It’s sometimes reassuring to know that substances like peyote can solve any problem you may have. Ford needed some sort of van-based show car in 1970, so they just (this is speculation, of course) applied liberal amounts of peyote to their Econoline design team and whammo, out screamed the Econoline Kilimanjaro. All hail the Kilimanjaro!
The Econoline Kilimanjaro was as you can see, Ford’s take on an off-road, 4-wheel drive ‘safari van,’ whatever the hell that is, exactly.
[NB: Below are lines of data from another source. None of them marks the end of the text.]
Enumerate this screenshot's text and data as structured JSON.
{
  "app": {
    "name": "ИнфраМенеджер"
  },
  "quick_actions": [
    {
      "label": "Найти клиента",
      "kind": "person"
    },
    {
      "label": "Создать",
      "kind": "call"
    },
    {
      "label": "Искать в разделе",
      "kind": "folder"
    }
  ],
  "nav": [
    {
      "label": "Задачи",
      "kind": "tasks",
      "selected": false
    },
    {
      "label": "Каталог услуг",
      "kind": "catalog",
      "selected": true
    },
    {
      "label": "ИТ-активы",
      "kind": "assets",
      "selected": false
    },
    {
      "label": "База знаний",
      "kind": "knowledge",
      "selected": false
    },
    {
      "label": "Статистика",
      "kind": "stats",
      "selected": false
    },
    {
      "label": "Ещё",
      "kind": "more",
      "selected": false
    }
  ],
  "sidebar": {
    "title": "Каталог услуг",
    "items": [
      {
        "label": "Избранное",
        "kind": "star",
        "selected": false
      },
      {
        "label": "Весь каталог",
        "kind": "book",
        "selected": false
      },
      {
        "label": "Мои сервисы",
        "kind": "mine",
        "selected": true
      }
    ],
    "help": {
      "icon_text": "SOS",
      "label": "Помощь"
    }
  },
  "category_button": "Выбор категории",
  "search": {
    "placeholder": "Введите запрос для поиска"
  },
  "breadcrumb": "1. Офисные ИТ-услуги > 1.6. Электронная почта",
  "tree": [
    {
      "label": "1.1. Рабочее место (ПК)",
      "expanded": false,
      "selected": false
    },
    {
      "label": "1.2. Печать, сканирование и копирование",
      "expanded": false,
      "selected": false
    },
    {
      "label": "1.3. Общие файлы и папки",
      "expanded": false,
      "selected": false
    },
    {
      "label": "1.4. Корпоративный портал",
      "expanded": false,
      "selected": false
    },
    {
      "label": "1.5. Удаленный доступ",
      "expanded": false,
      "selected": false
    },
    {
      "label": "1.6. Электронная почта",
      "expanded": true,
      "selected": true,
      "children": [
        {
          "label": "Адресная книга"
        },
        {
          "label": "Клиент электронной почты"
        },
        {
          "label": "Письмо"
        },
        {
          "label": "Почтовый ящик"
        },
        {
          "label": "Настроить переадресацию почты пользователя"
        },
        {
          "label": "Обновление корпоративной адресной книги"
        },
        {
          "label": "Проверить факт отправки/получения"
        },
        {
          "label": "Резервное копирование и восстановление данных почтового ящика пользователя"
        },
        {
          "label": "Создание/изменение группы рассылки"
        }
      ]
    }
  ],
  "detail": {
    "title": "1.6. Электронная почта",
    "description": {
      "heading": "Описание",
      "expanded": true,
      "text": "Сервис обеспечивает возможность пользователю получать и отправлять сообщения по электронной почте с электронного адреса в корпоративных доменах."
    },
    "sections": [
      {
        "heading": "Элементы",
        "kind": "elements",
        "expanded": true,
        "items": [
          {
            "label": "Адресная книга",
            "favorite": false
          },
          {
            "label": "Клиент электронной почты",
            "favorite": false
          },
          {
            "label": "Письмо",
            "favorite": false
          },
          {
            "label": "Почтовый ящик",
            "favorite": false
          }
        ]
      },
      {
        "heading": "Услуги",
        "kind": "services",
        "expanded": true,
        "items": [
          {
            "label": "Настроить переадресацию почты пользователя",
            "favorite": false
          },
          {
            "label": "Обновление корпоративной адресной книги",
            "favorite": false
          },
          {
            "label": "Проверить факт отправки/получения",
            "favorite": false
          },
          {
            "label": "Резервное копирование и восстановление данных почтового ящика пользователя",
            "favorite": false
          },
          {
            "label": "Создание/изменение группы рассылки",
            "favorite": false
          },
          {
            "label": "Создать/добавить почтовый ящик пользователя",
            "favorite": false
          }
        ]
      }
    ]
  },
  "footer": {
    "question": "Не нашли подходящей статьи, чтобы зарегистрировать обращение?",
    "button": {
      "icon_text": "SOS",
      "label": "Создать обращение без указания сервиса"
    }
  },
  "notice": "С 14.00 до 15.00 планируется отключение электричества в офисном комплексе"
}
Really, it barely matters, because the result is positively glorious: leopard-print graphics in a wide, swinger’s bed-inspired swath all around the van, strange ground effects body work that would no doubt be torn all to hell on any real off-road excursion, foot-holes in the sides to act as a ladder to the roof, amazing gullwing rear side windows that opened up to allow full open-air safari-izing for the passengers.
Oh, and there’s more — that front bumper, laden with lights and fuel canisters, those amazing custom Firestone tires, which had radial ribs running down into the sidewall of the tires, and it even was equipped inside with a bunch of rifles, to better shoot the massive swarms of illusory bats that you no doubt would be seeing as a result of the drug regimen required to be in such a vehicle.
Man, I’m not kidding, I love this thing. This is a prime example of a time when a show car was more about some bonkers concept than even about the car itself, or any new styling or technology direction — these were literally concept cars, like a poem about some idea, but in show-car form.
Anyway, I thought you should be aware of this grand achievement.